I got a bunch of vegetable seeds from the supermarket. Burpee seeds, which are corporate GMO seeds, but I was in a frenzy to start seedlings, so I put some in my home hydroponics 98 plant starter. Got a flourescent light for the plants in the real house. It makes my house look like a bar, or a jewelry store at night.

The greenhouse is still a bit gappy. Wind whips through. The roof has a hole. I got a Metal drum from a scrapyard. It's black and will be filled with water to absorb sun and realease heat in my greenhouse. It's becoming less necessary to have a greenhouse as the warmth approaches. Even so, I don't care if I finish in June. The only thing is I'm lying. I want it done now. I should have enough wood, liquid nails and foam after my last trip to the Home Despot to finally seal it. I also got some of that linoleum molding you see in office buildings which I'll be using to seal the perimeter inside. Roof needs finishing. I need metal!!! I was thinking soda cans. If anyone's got any idea about how I can cover half the roof with metal let me know.  In this economy everyone's clinging to their metal.

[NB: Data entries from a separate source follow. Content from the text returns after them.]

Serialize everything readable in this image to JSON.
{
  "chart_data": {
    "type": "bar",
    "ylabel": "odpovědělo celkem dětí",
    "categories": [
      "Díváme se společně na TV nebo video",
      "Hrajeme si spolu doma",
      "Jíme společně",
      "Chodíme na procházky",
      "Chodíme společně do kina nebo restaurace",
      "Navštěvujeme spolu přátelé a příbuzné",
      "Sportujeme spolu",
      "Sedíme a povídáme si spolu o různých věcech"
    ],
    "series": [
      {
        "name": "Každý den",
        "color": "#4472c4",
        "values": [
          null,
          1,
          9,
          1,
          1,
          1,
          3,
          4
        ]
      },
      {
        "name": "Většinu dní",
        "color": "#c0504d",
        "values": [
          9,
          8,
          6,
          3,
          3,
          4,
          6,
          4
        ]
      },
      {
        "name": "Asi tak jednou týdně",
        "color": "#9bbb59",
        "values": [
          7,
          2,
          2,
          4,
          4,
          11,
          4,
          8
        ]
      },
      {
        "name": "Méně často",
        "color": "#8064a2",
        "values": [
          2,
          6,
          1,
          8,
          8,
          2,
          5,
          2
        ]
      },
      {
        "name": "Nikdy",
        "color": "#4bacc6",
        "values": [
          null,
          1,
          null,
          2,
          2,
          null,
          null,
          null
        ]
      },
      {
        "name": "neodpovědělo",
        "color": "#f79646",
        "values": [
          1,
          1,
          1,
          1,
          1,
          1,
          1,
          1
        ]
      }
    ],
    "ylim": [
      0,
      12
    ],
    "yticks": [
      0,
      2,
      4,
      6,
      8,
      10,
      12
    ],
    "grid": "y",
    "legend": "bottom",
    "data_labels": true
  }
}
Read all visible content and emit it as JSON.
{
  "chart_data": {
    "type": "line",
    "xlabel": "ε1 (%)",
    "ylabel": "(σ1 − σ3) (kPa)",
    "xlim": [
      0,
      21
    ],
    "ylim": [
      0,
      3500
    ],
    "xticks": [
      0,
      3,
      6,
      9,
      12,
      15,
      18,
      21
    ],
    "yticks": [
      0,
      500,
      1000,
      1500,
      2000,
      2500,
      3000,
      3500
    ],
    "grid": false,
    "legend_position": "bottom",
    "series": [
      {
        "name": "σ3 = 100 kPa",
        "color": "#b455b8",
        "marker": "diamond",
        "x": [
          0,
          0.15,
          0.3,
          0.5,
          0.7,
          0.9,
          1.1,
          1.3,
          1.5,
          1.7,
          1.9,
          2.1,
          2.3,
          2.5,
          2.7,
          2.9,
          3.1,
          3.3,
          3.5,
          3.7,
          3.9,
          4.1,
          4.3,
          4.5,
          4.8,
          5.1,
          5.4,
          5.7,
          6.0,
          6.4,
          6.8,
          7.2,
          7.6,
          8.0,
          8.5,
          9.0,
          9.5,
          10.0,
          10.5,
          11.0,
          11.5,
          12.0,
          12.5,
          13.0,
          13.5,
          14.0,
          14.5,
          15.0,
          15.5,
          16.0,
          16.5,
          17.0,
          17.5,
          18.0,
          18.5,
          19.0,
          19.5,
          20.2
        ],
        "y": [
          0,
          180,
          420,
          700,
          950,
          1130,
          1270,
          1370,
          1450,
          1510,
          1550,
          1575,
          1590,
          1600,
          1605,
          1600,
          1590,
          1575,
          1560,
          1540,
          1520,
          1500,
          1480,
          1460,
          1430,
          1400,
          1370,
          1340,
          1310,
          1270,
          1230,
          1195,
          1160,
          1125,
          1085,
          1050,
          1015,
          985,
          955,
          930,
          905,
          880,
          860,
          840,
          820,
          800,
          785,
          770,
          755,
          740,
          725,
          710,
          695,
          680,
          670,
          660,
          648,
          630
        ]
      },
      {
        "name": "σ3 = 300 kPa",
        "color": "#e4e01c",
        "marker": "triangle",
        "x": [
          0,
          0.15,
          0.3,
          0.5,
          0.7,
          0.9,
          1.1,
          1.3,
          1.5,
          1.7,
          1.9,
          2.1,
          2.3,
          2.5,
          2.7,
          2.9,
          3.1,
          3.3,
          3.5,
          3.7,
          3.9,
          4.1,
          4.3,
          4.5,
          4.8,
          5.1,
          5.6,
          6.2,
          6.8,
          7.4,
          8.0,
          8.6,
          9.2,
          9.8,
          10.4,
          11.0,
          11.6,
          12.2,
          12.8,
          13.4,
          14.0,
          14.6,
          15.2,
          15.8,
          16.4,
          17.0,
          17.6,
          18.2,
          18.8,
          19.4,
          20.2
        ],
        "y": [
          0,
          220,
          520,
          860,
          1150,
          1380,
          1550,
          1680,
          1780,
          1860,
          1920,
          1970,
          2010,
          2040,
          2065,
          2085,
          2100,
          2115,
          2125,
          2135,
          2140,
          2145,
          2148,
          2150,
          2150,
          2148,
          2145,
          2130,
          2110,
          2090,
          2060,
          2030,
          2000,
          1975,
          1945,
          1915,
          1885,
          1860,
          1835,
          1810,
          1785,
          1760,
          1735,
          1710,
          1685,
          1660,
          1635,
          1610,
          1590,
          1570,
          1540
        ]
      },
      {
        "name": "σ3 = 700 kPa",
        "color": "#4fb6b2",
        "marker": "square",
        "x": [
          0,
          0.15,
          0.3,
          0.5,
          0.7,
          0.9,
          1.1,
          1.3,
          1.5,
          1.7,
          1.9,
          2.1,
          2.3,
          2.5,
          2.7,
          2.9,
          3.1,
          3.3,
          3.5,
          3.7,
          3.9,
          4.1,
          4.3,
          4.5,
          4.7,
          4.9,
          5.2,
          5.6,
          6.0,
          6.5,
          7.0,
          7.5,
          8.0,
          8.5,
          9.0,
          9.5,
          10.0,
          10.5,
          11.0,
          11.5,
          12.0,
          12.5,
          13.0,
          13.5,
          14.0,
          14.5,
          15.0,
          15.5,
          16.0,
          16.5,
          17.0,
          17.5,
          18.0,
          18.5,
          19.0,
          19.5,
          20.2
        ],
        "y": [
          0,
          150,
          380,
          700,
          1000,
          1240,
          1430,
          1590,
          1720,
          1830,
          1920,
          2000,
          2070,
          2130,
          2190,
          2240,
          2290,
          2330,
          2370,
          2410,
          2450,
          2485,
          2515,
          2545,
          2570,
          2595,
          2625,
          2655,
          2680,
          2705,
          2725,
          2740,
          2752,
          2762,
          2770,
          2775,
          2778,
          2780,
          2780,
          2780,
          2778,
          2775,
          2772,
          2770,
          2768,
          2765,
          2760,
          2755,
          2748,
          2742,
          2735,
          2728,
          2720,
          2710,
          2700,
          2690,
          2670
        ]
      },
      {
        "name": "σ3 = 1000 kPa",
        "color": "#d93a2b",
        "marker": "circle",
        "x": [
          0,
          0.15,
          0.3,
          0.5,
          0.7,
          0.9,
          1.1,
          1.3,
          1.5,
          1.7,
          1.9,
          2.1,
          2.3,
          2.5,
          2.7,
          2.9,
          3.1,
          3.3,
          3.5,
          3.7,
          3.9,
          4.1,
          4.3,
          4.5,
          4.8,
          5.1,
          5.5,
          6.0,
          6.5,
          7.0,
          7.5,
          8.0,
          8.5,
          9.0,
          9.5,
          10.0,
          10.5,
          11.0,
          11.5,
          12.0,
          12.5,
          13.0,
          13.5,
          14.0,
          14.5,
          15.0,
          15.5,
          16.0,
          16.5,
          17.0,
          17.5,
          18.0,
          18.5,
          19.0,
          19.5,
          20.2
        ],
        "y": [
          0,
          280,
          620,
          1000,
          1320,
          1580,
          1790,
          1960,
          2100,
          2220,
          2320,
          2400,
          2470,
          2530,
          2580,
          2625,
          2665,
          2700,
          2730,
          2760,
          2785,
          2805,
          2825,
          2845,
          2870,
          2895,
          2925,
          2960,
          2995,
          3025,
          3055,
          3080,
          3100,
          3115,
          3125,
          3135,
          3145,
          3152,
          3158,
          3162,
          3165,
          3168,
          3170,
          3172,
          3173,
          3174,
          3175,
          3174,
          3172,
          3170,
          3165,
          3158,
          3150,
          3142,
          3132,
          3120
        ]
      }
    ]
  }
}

 I made a trashcan out of one of my water barrels, put rocks in the bottom. I've gotta put a roof on it or else it'll fill with water everytime it rains. I'm gonna cut down this demon of a leafless bush next. And put a freaking roof on my greenhouse. Then I'll insulate it. That'll be fun. If you the kind reader (mom) know anywhere to get cheap metal let me know. I'll add some pictures soon.

Ben

Ps. Firs sprouts in the starter are broccoli. 4-5 days in between folds in a wet coffee filter plced within two plates. I signed up for a gardening class too through the Grow Pittsburgh foundation. I'll share what I learn there. Aight. Be good.